Die Arbeit auf Pappen
Die Arbeit auf den Pappen begann mit Jean-Dominique Fleury und Eric Savalli im Pariser Atelier des Künstlers und in Sète, bevor sie im Atelier des Glasmalers in Toulouse fortgesetzt wurden. Ein besonderes Verfahren kam zur Verwendung: das Blei wurde mit schwarzem Klebeband gleicher Breite auf einer weißen, glatten Oberfläche in den Abmessungen der Fensteröffnung gezeichnet. Das Klebeband konnte mehrmals verschoben werden und gestattete somit Sichtkontrollen aus der Distanz und ein allmähliches Platzieren des Strichs an der richtigen Stelle. Jean-Dominique Fleury erinnert sich: „Das Auge von Soulages zeichnete aus der Entfernung, gab den Strich vor.

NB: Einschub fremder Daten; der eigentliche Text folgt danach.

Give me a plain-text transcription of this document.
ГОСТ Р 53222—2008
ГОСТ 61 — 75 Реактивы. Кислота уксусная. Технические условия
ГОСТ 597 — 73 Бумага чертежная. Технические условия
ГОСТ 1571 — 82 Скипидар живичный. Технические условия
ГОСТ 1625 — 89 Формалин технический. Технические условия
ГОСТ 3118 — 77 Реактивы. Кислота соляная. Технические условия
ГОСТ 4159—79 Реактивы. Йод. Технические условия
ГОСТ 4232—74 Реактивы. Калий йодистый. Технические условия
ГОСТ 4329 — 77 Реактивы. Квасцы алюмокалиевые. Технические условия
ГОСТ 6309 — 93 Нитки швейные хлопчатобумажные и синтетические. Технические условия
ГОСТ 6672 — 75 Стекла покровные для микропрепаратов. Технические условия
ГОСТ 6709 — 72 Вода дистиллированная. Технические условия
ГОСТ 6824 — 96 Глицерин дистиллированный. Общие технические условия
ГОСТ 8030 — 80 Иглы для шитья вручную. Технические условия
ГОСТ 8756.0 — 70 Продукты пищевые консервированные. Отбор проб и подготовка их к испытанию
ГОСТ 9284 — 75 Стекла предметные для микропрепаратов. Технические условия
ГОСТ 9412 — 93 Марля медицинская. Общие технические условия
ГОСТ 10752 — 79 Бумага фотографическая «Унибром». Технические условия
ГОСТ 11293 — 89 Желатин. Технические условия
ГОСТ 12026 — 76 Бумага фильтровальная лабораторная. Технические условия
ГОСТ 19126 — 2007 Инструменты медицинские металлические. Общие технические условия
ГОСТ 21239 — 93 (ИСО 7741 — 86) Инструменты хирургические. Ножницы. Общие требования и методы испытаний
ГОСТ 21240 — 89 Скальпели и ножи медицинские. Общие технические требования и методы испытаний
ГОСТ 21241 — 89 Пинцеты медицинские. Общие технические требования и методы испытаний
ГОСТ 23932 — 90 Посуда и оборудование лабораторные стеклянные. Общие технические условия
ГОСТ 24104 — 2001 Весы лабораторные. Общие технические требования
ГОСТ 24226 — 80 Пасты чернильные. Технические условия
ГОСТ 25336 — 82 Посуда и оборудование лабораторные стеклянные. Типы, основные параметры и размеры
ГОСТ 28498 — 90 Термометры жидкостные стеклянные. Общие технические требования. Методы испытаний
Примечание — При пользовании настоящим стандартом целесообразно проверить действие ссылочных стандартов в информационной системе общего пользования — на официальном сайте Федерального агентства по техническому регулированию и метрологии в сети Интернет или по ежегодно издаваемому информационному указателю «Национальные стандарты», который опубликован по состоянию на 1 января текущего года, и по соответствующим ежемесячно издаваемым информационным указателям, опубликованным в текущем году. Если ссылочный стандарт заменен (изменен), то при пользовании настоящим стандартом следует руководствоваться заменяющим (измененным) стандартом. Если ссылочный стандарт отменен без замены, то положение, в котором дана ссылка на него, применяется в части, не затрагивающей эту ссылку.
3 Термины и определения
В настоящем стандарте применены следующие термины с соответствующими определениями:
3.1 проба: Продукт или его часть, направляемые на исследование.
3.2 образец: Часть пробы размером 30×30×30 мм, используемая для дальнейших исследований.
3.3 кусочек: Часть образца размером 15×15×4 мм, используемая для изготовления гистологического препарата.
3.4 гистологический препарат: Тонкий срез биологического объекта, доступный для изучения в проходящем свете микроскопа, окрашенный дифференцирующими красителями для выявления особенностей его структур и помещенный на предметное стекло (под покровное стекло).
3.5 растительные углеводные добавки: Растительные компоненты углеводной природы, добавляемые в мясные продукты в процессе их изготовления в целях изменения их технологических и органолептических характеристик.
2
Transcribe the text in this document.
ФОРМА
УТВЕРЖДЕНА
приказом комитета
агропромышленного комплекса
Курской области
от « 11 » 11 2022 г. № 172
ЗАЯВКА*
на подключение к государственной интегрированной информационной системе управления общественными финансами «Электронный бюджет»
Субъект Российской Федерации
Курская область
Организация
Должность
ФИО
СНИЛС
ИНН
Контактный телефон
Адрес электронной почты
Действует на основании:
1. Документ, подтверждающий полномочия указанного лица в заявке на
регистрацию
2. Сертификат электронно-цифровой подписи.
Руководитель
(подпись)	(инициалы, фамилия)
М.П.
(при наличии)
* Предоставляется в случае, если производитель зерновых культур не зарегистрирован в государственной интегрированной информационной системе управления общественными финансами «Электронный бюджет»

Die Klebebandstreifen spannten sich, rückten auseinander, formten sich auf der Pappe und schufen das Schwarz, die Tiefe und den Elan der grafischen Gestaltung.“
Die Quereisen
Das Lastenheft verlangte unter anderem die Neuordnung der Quereisen und eine Verbleiung. Pierre Soulages wollte, dass diese für die Festigkeit und die Abstützung des Kirchenfensters unerlässlichen Eisenstangen „erheblich zur plastischen Organisation beitragen, sowohl im Hinblick auf den gewählten Rhythmus des Bleis und der Formen wie auch auf die abstützende Rolle“. Die horizontalen Stangen in gerader Anzahl vermeiden eine Teilung der Oberfläche in der Mitte. Anlässlich der Anbringung eines Testfensters stellten Pierres Soulages und Jean-Dominique Fleury überrascht fest, dass diese exakt den Positionen der ursprünglichen Quereisen entsprachen: Die Linienführung des Künstlers stimmte mit der der Erbauer des Bauwerks überein…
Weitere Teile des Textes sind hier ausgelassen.